In my docker create statement, I add these lines.

–net=macvlan0
–ip=192.168.1.7
-h openhab2 \

My docker host is on 192.168.1.4 and now my OH2 install runs on 192.168.1.7. One thing to note is that my OH2 install can’t speak to the host over IP. My plex server is also setup the same way on a different IP, and OH2 and plex can talk to each other.

@obbers - I just discovered this new supported network type. I’ve seen macvlan and ipvlan - though I’m sorting out which will work better in my environment. For my case, I’m running my docker host on ESXi - which I believe I read somewhere that macvlan will not work properly in a virtualized environment, so it may be ipvlan i need to work with.

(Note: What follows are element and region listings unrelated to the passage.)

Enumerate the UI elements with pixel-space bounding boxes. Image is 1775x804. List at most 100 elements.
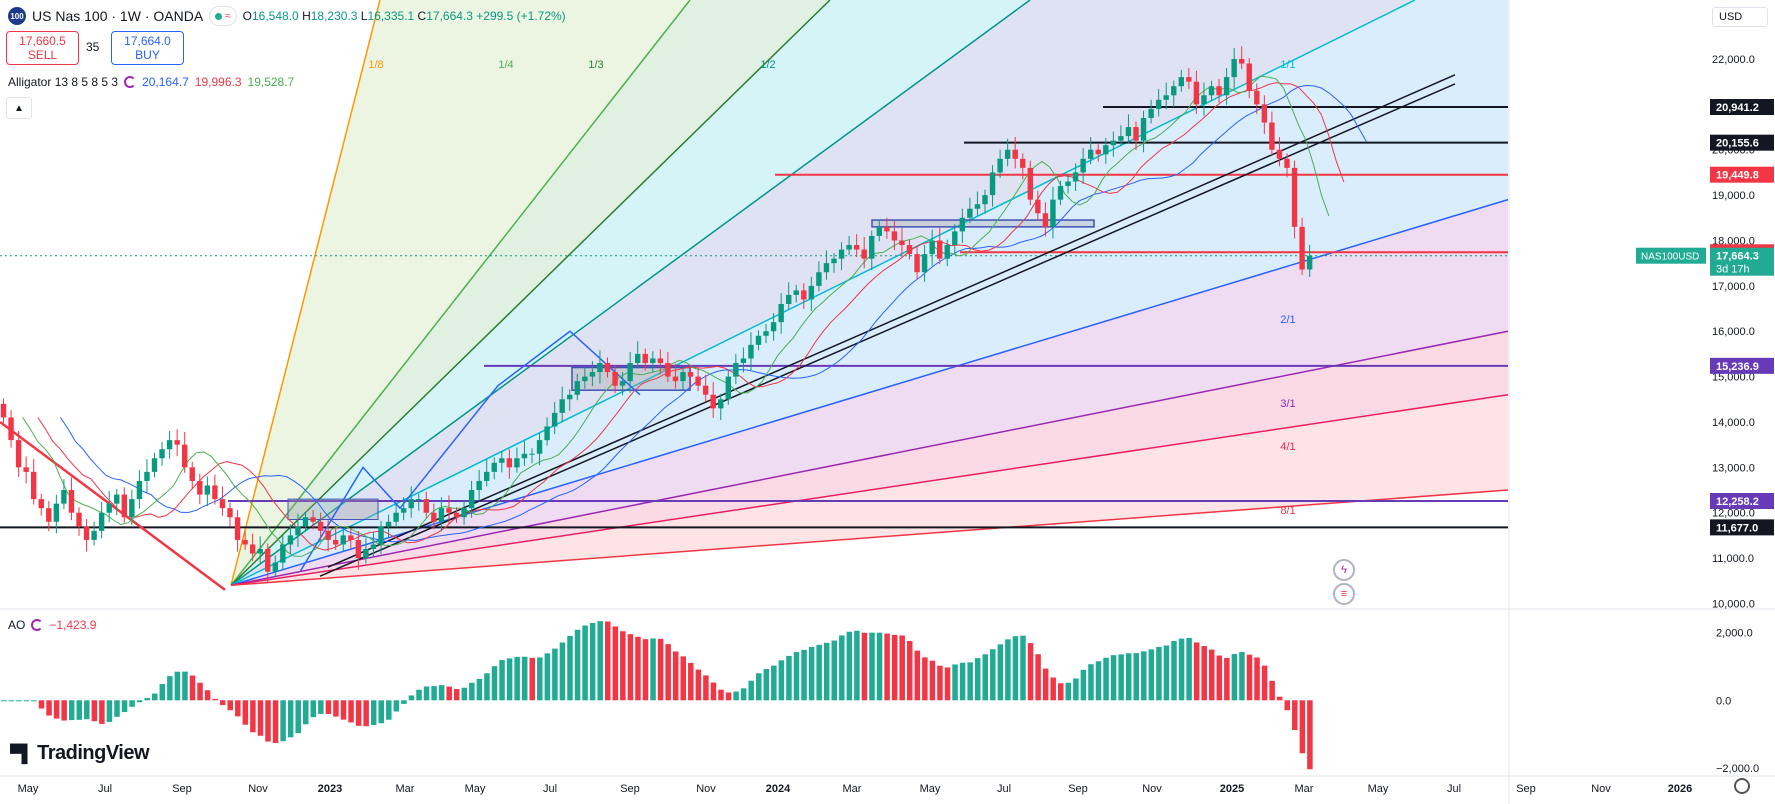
ao-legend[interactable]: AO −1,423.9 — [8, 618, 96, 632]
ao-bar — [1141, 651, 1147, 701]
price-tag-label: 20,155.6 — [1716, 138, 1759, 150]
candle-body — [529, 453, 535, 455]
ao-bar — [1269, 680, 1275, 701]
candle-body — [959, 217, 966, 232]
alligator-label: Alligator 13 8 5 8 5 3 — [8, 75, 119, 89]
ao-bar — [174, 671, 181, 701]
candle-body — [272, 562, 278, 572]
ao-bar — [310, 700, 317, 718]
candle-body — [906, 245, 913, 255]
buy-button[interactable]: 17,664.0 BUY — [111, 31, 184, 65]
gann-fan-ray — [230, 330, 1509, 587]
candle-body — [974, 204, 981, 209]
candle-body — [695, 376, 701, 386]
ao-bar — [793, 652, 800, 701]
candle-body — [0, 403, 7, 418]
ao-bar — [876, 632, 883, 701]
alligator-legend[interactable]: Alligator 13 8 5 8 5 3 20,164.7 19,996.3… — [8, 75, 294, 89]
candle-body — [635, 353, 641, 363]
candle-body — [1299, 226, 1305, 270]
consolidation-box — [871, 219, 1095, 228]
candle-body — [876, 226, 882, 236]
market-status-button[interactable]: ≈ — [209, 6, 237, 26]
time-tick-label: May — [920, 783, 941, 795]
ao-bar — [529, 657, 535, 701]
collapse-legend-button[interactable]: ▲ — [6, 97, 32, 119]
gann-ratio-label: 3/1 — [1280, 398, 1295, 410]
candle-body — [740, 358, 747, 363]
sell-button[interactable]: 17,660.5 SELL — [6, 31, 79, 65]
symbol-title[interactable]: US Nas 100 · 1W · OANDA — [32, 8, 204, 24]
ao-bar — [129, 700, 135, 707]
ao-bar — [1, 700, 7, 702]
candle-body — [506, 458, 513, 468]
ao-bar — [869, 632, 875, 701]
candle-body — [1027, 167, 1033, 200]
ao-bar — [333, 700, 339, 717]
trend-channel-line — [319, 83, 1456, 577]
ao-bar — [1276, 696, 1283, 701]
ao-bar — [521, 656, 528, 701]
candle-body — [604, 362, 611, 373]
candle-body — [536, 440, 543, 454]
candle-body — [1231, 58, 1237, 78]
ao-bar — [303, 700, 309, 725]
candle-body — [755, 335, 762, 345]
ao-bar — [325, 700, 332, 715]
ao-bar — [589, 622, 596, 701]
time-tick-label: Mar — [843, 783, 862, 795]
candle-body — [884, 226, 890, 232]
settings-gear-icon[interactable] — [1734, 778, 1750, 794]
candle-body — [461, 508, 467, 518]
ao-bar — [937, 665, 943, 701]
alligator-lips-value: 19,528.7 — [247, 75, 295, 89]
ao-bar — [891, 634, 898, 701]
price-tag: NAS100USD 17,664.33d 17h — [1636, 247, 1774, 276]
candle-body — [1020, 158, 1026, 168]
refresh-icon[interactable] — [124, 76, 137, 88]
candle-body — [416, 499, 422, 501]
ao-bar — [212, 698, 218, 701]
candle-body — [38, 499, 44, 509]
ao-bar — [839, 635, 845, 701]
candle-body — [801, 290, 807, 300]
ao-bar — [1073, 678, 1079, 701]
candles[interactable] — [0, 46, 1313, 584]
us-flag-icon[interactable]: ≡ — [1333, 583, 1355, 605]
candle-body — [1110, 140, 1117, 146]
candle-body — [129, 499, 135, 518]
ao-bar — [1118, 654, 1124, 701]
candle-body — [484, 471, 490, 481]
candle-body — [642, 353, 648, 363]
price-tick-label: 16,000.0 — [1712, 326, 1755, 338]
candle-body — [1254, 90, 1260, 105]
ao-bar — [1058, 683, 1064, 701]
refresh-icon[interactable] — [31, 619, 44, 631]
candle-body — [1239, 58, 1245, 64]
gann-ratio-label: 4/1 — [1280, 441, 1295, 453]
currency-button[interactable]: USD — [1712, 7, 1768, 27]
ao-bar — [786, 655, 792, 701]
ao-bar — [370, 700, 377, 725]
candle-body — [619, 381, 626, 386]
candle-body — [944, 245, 950, 259]
symbol-tag-bg — [1636, 247, 1706, 264]
price-tag-bg — [1710, 493, 1774, 510]
price-tag-bg — [1710, 247, 1774, 276]
ao-bar — [1050, 677, 1056, 701]
ao-bar — [1110, 655, 1117, 701]
ao-bar — [152, 693, 158, 701]
ao-bar — [982, 654, 988, 701]
price-tag-label: 19,449.8 — [1716, 170, 1759, 182]
price-tick-label: 15,000.0 — [1712, 372, 1755, 384]
ao-bar — [1193, 642, 1200, 701]
price-tick-label: 19,000.0 — [1712, 190, 1755, 202]
price-tags: 20,941.220,155.619,449.817,739.8NAS100US… — [1636, 99, 1774, 536]
ao-bar — [76, 700, 82, 720]
event-flash-icon[interactable]: ϟ — [1333, 559, 1355, 581]
candle-body — [589, 372, 596, 377]
ao-bar — [484, 673, 490, 701]
price-tick-label: 22,000.0 — [1712, 54, 1755, 66]
ao-bar — [235, 700, 241, 717]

Either way, it’s good to hear this has been successful for you. I’m wondering how well the system works if Plex is on the regular bridge network and OH on the macvlan/ipvlan network. The only reason I don’t like the idea of the vlan network types, is because then EACH app will have it’s own IP. Currently I like having one IP with various ports for the services (plex, plexrequests, openhab, unifi-controller, plexpy, etc). Eventually I’ll get to using nginx to proxy everything anyway, so then I won’t be exposing the other apps at all.

One question - have you seen documentation for using these drives with Docker compose? I can’t seem to find any, and that’s my method of spinning up containers currently. I usually try to mimic the levels I’d expect in the yaml file, but I’d rather official documentation. :smiley: And have you found that you MUST assign the IP or the container just auto-assigns the next IP in the range? This was a disappointing find in one my tests is that the container won’t use DHCP from the gateway assigned. I’d rather this so that all my IP reservations can be done through my PFsense box.

Does this effect the ability to use “discovery” with openhab like mentioned in the documentation?

I would like to use a dedicated IP for the openhab container, too.
But I do not want to lose any feature.

see: Question regarding discovery with docker container

It keeps the discovery features. Using the macvlan setup I use, is the equivalent of --net=host but you’re also giving it a static IP address as well.